Authored by pcc on Oct 9 2017, 9:36 PM.

Details

Summary

This allows clients to avoid an unnecessary fs::status() call on each
directory entry. Because the information returned by FindFirstFileEx
is a subset of the information returned by a regular status() call,
I needed to extract a base class from file_status that contains only
that information.

On my machine, this reduces the time required to enumerate a ThinLTO
cache directory containing 520k files from almost 4 minutes to less
than 2 seconds.

Diff Detail

Repository
rL LLVM
pcc created this revision.Oct 9 2017, 9:36 PM

Just a drive-by comment.

clang-tools-extra/modularize/CoverageChecker.cpp
250 ↗(On Diff #118314)

Just a thought...

Is there much value in explicitly declaring the return type, especially since it happens a lot in this patch? I know the LLVM Coding Standards don't want us to always use auto, but, here, the type is so garrulous that it kind of obscures what's going on. Consider:

const auto ErrorOrStatus = I->status();
if (!ErrorOrStatus)
  return false;
ss::fs::file_type Type = ErrorOrStatus->type();

Another thought is that ErrorOr<> might be overkill for methods that get the file or directory status. Perhaps any error in retrieving the status should be represented in the status object itself. The most likely error is probably that the file or directory doesn't exist. Given that there's an exists() function that takes a status, it seems status needs to be able to represent some error conditions anyway.

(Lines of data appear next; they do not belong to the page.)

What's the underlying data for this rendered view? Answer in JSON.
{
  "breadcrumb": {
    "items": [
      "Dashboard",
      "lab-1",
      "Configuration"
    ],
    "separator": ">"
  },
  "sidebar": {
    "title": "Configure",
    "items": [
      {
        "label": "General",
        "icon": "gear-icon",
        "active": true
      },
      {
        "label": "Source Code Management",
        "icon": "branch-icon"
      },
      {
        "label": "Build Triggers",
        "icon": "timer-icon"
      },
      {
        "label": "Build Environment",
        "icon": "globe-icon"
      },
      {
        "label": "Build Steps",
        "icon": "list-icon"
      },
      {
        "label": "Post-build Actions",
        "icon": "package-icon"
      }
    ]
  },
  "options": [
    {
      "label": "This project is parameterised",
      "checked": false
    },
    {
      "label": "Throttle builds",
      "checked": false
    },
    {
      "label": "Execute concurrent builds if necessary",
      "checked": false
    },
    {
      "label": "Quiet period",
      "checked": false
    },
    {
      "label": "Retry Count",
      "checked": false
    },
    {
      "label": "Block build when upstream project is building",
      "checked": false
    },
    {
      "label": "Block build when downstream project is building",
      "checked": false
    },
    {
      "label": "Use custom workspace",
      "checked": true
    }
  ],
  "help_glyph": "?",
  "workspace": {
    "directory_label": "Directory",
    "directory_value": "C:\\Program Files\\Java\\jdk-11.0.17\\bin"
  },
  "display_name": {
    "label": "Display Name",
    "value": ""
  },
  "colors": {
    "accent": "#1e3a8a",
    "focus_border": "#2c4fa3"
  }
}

pcc added inline comments.Oct 10 2017, 1:04 PM
clang-tools-extra/modularize/CoverageChecker.cpp
250 ↗(On Diff #118314)
  1. Yeah, it's a little ugly in this file, but in most of the rest of the code we have using declarations which mitigate this somewhat. I don't feel so strongly about it that I'd want to deviate from the style guide.
  1. Maybe. The alternative solution, of course, would be to remove the ability to represent error conditions in file_status. It may be worth looking at which of those makes the code more readable, but it seems beyond the scope of this patch.

4 minutes to 2 seconds is pretty impressive!

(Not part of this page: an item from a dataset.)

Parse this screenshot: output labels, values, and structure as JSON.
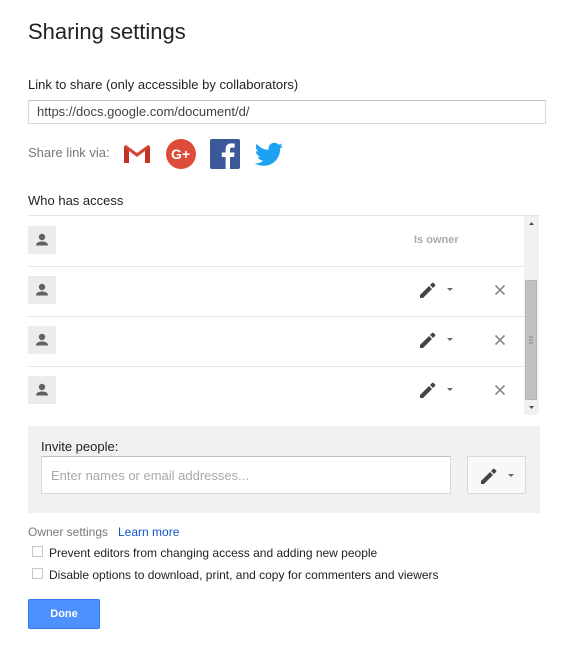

clang-tools-extra/modularize/CoverageChecker.cpp
250 ↗(On Diff #118314)

Eh, the style guide says "use auto where it makes the code more readable and easier to maintain". Seems to fit the bill here. That said, it's also minor and like you I don't feel strongly enough to push one way or the other.

llvm/include/llvm/Support/FileSystem.h
169 ↗(On Diff #118314)

Should this be explicit?

235 ↗(On Diff #118314)

Should this be marked explicit?

413 ↗(On Diff #118314)

I just noticed all of these functions pass by value. I can't see a good reason for that, so can you make them pass by const reference (especially since now you'll be slicing otherwise).

llvm/lib/Support/CachePruning.cpp
186 ↗(On Diff #118314)

Unrelated, but I find it surprising this is using a std::set. Wouldn't you get better performance by using a StringMap<uint64_t>? or a DenseSet<std::pair<uint64_t, std::string>>?

pcc updated this revision to Diff 118477.Oct 10 2017, 2:13 PM
  • Address review comments
llvm/include/llvm/Support/FileSystem.h
169 ↗(On Diff #118314)

Makes sense, done.

235 ↗(On Diff #118314)

Done.

413 ↗(On Diff #118314)

Done.

llvm/lib/Support/CachePruning.cpp
186 ↗(On Diff #118314)

I think we need to keep the set ordered by size for determinism (below we end up deleting in reverse set order, i.e. in decreasing order of size), and neither of those data structures will keep that ordering, I believe. I've added a comment here.

zturner accepted this revision.Oct 10 2017, 2:37 PM
This revision is now accepted and ready to land.Oct 10 2017, 2:37 PM
This revision was automatically updated to reflect the committed changes.